When deciding to donate or sell an item, it can be tricky to decide which path is right for us.
Often, we value our items at their purchase price (or higher, if we are sentimentally attached to it). So, if we decide an item needs to go, and it originally cost $50, we think we are essentially donating $50 to charity OR could “earn back” that $50.
Typically, if an item surpasses a certain dollar amount, we feel like we should sell it so as not to “waste” money by donating or discarding it. This is how this process went for me recently:
A set of dinner plates that cost $65 were gifted to us for our wedding. They are lovely, but too heavy for me to use on a daily basis. So, I decided they needed to go, but I thought $65 was too much to “give away” - plus, I felt guilty for putting them on our registry in the first place and then not enjoying them. In order to make up for that guilt, I chose to sell them.
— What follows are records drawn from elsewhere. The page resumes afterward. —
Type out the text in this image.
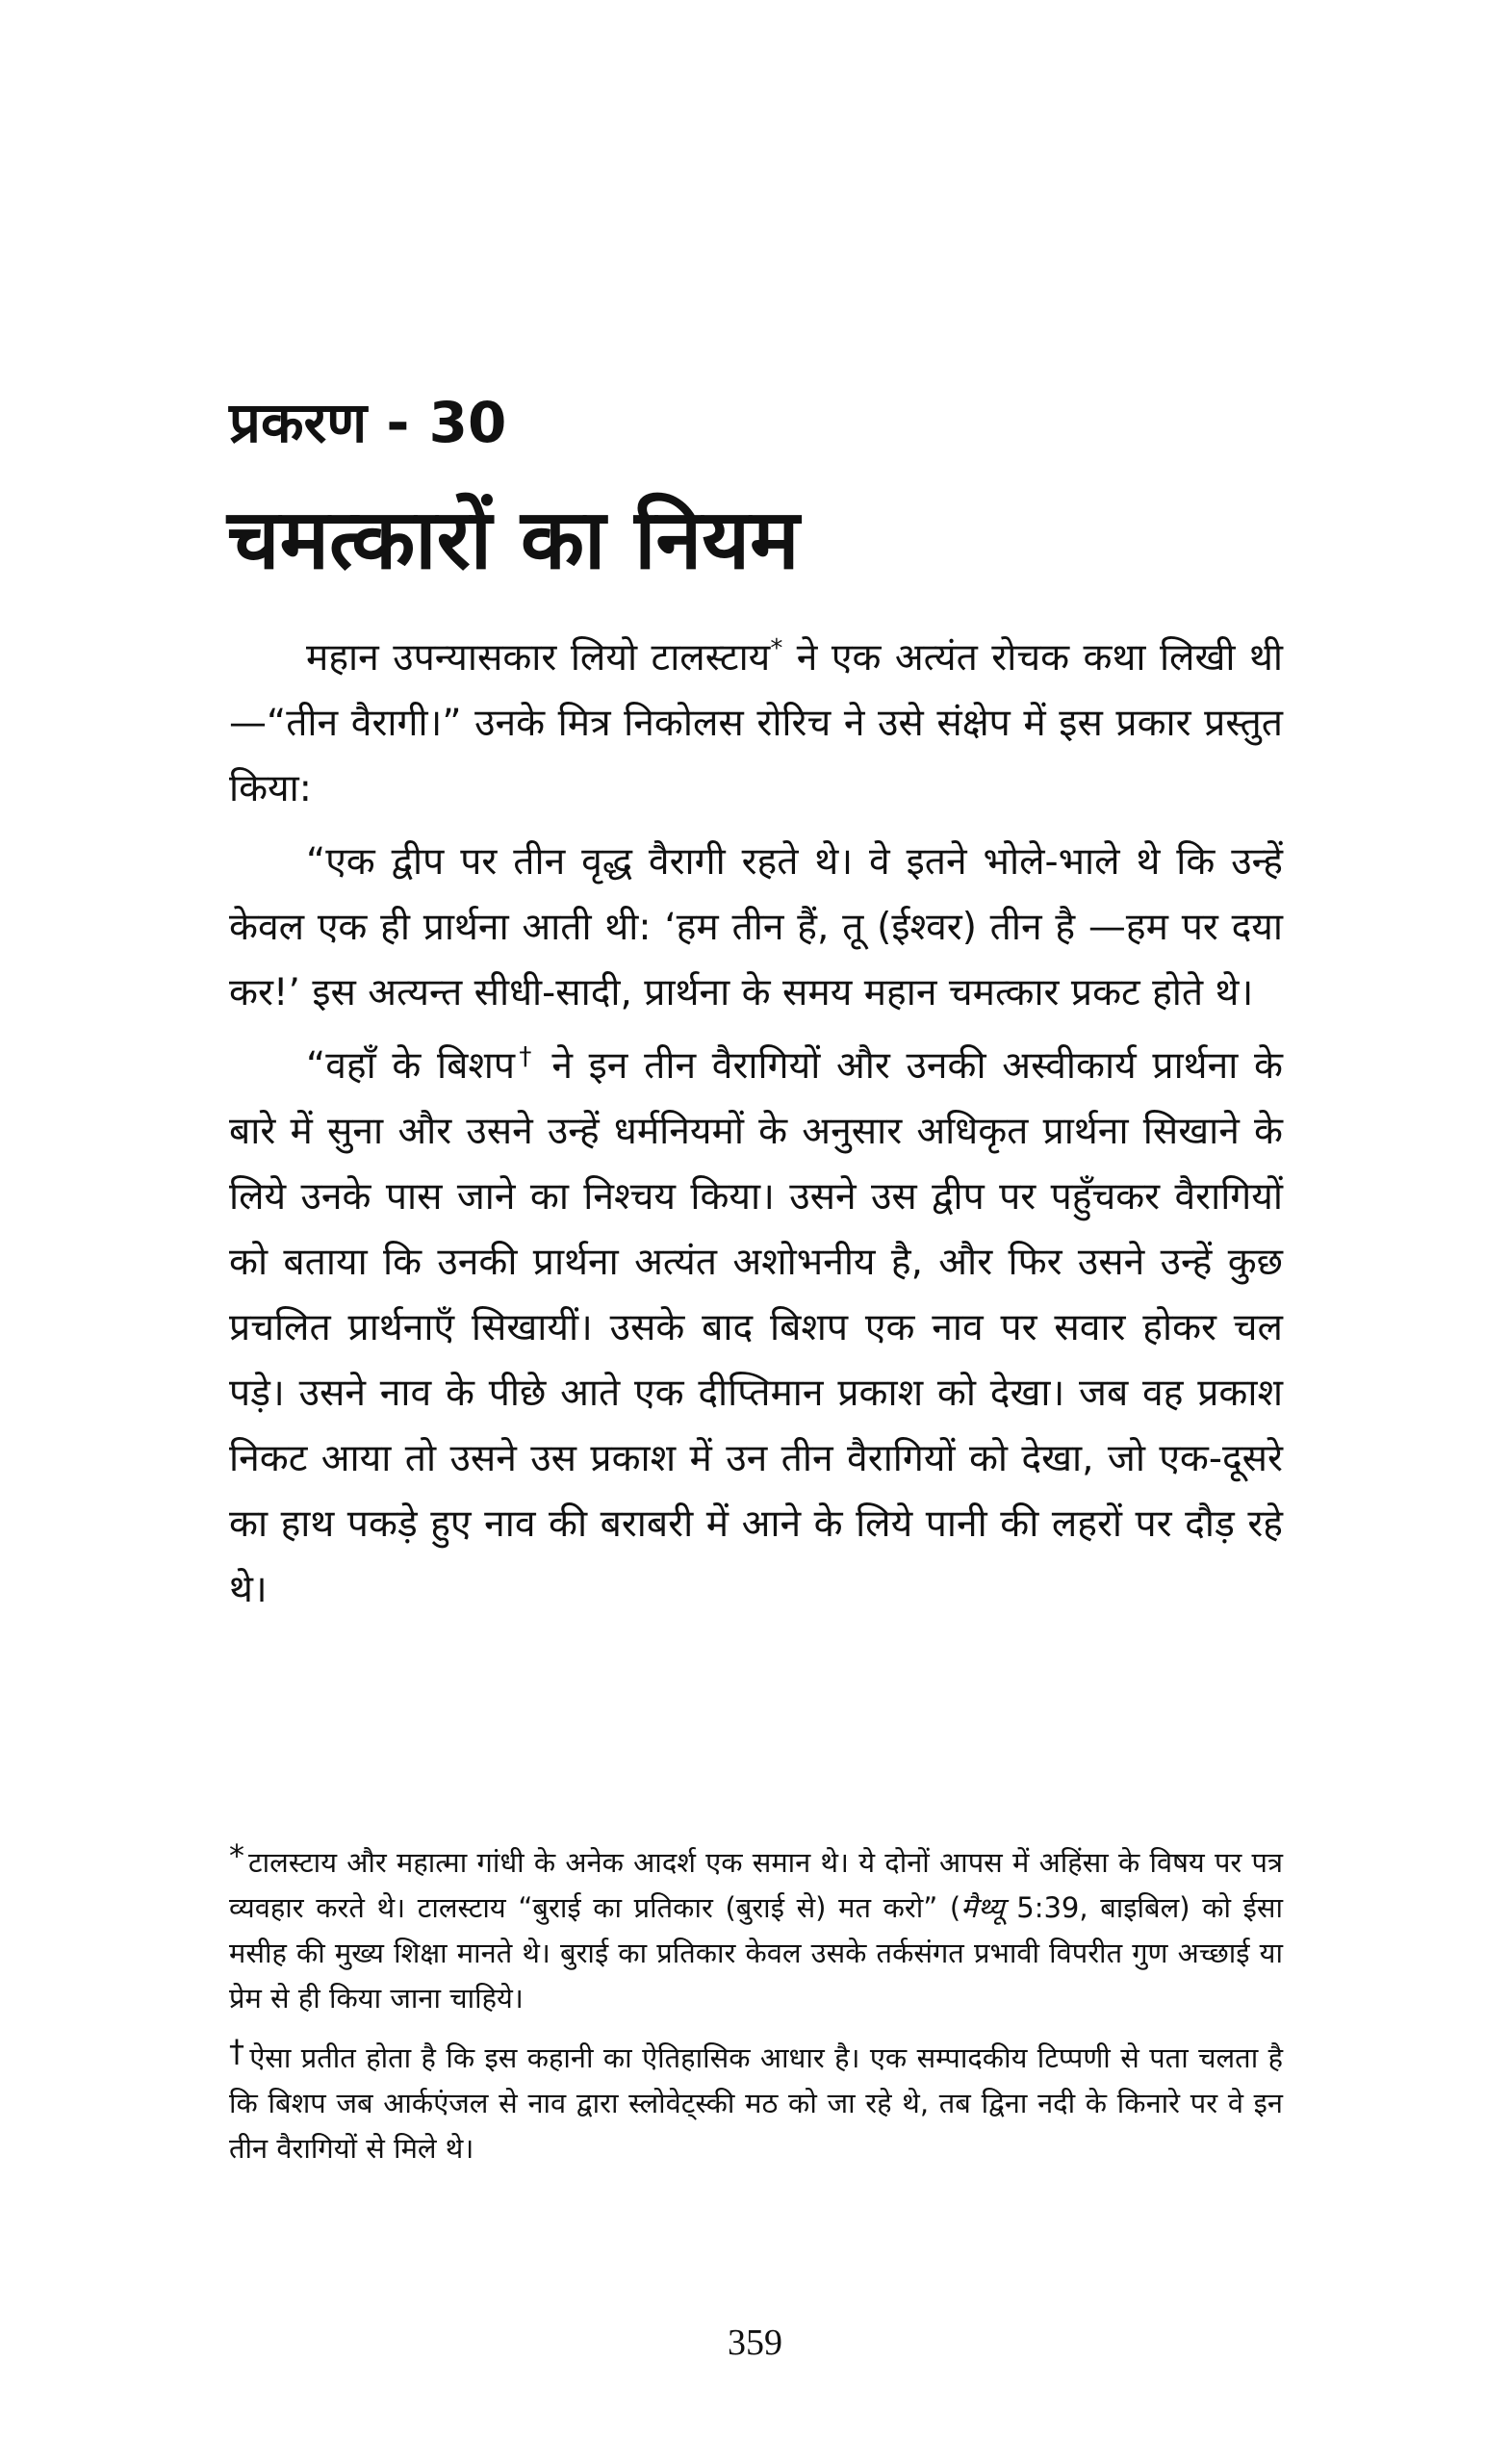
प्रकरण - 30
चमत्कारों का नियम

महान उपन्यासकार लियो टालस्टाय* ने एक अत्यंत रोचक कथा लिखी थी—“तीन वैरागी।” उनके मित्र निकोलस रोरिच ने उसे संक्षेप में इस प्रकार प्रस्तुत किया:

“एक द्वीप पर तीन वृद्ध वैरागी रहते थे। वे इतने भोले-भाले थे कि उन्हें केवल एक ही प्रार्थना आती थी: ‘हम तीन हैं, तू (ईश्वर) तीन है —हम पर दया कर!’ इस अत्यन्त सीधी-सादी, प्रार्थना के समय महान चमत्कार प्रकट होते थे।

“वहाँ के बिशप† ने इन तीन वैरागियों और उनकी अस्वीकार्य प्रार्थना के बारे में सुना और उसने उन्हें धर्मनियमों के अनुसार अधिकृत प्रार्थना सिखाने के लिये उनके पास जाने का निश्चय किया। उसने उस द्वीप पर पहुँचकर वैरागियों को बताया कि उनकी प्रार्थना अत्यंत अशोभनीय है, और फिर उसने उन्हें कुछ प्रचलित प्रार्थनाएँ सिखायीं। उसके बाद बिशप एक नाव पर सवार होकर चल पड़े। उसने नाव के पीछे आते एक दीप्तिमान प्रकाश को देखा। जब वह प्रकाश निकट आया तो उसने उस प्रकाश में उन तीन वैरागियों को देखा, जो एक-दूसरे का हाथ पकड़े हुए नाव की बराबरी में आने के लिये पानी की लहरों पर दौड़ रहे थे।

* टालस्टाय और महात्मा गांधी के अनेक आदर्श एक समान थे। ये दोनों आपस में अहिंसा के विषय पर पत्र व्यवहार करते थे। टालस्टाय “बुराई का प्रतिकार (बुराई से) मत करो” (मैथ्यू 5:39, बाइबिल) को ईसा मसीह की मुख्य शिक्षा मानते थे। बुराई का प्रतिकार केवल उसके तर्कसंगत प्रभावी विपरीत गुण अच्छाई या प्रेम से ही किया जाना चाहिये।

† ऐसा प्रतीत होता है कि इस कहानी का ऐतिहासिक आधार है। एक सम्पादकीय टिप्पणी से पता चलता है कि बिशप जब आर्कएंजल से नाव द्वारा स्लोवेट्स्की मठ को जा रहे थे, तब द्विना नदी के किनारे पर वे इन तीन वैरागियों से मिले थे।

359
I planned to list them for $60 (just slightly lower than the store price because they were only used twice).
Poshmark suggested these plates be sold for $27. I disagreed and listed for $50 (and I already felt like I lost $10…cue more guilt).
After 8 months of waiting, I finally got an offer: $25 for the set. I couldn’t imagine selling for only $25 after waiting for so long, so I countered for $39 (which would give me $31 once Poshmark took their cut of earnings).
The buyer accepted, so I washed the plates again, searched for packaging to use, and was ready to print my shipping label. Then Poshmark sent a reminder to check the weight of the items because I would need to pay to upgrade the shipping label if the package was more than 5 lbs.
I scoured the brand's website, trying to find an item weight to no avail. I called the company, and they told me they didn’t know the weight, and “don’t have access to that information”.
Cut to me stepping on and off our bathroom scale 20 times, holding plates individually, then as a set, trying to get their weight correct. The plates weigh somewhere between 8-9 lbs (depending on if I held them on my head or in my hands, fyi).
The upgraded shipping label for 9lbs then cost me an additional $18.
So, here is how all the math shakes out:
-Plates at acquisition: $0 (gifted)
-Price listed: $50
-Sold for: $39
-Listing Fee: -$8
-Cost to ship:-$18
-Cost of extra packing supplies to make sure they didn’t break in transit: -$3
For a grand profit of……. $10.
As I was driving these plates to the post office, I couldn’t help but think about the time I spent on these plates and divide that $10 into an hourly wage. I made roughly $1.50/hr for this endeavor.
Don’t forget the annoyance and guilt factor I felt each time I saw the plates in the 8 months that they were hanging around our house after I made the decision that they needed to go. It was a quiet, yet constant “you wasteful idiot” that the plates sang out.
So here is my suggestion for you: Decide first what your time is worth*, not what an item is worth. Then, to find what an item is worth, you can check to see what it sold for recently by searching similar postings online.
Finally, follow this formula:
(Current value of the item - Cost to ship) ÷ How many hours you will spend posting, waiting, packing, and shipping the item. = ____ / hr.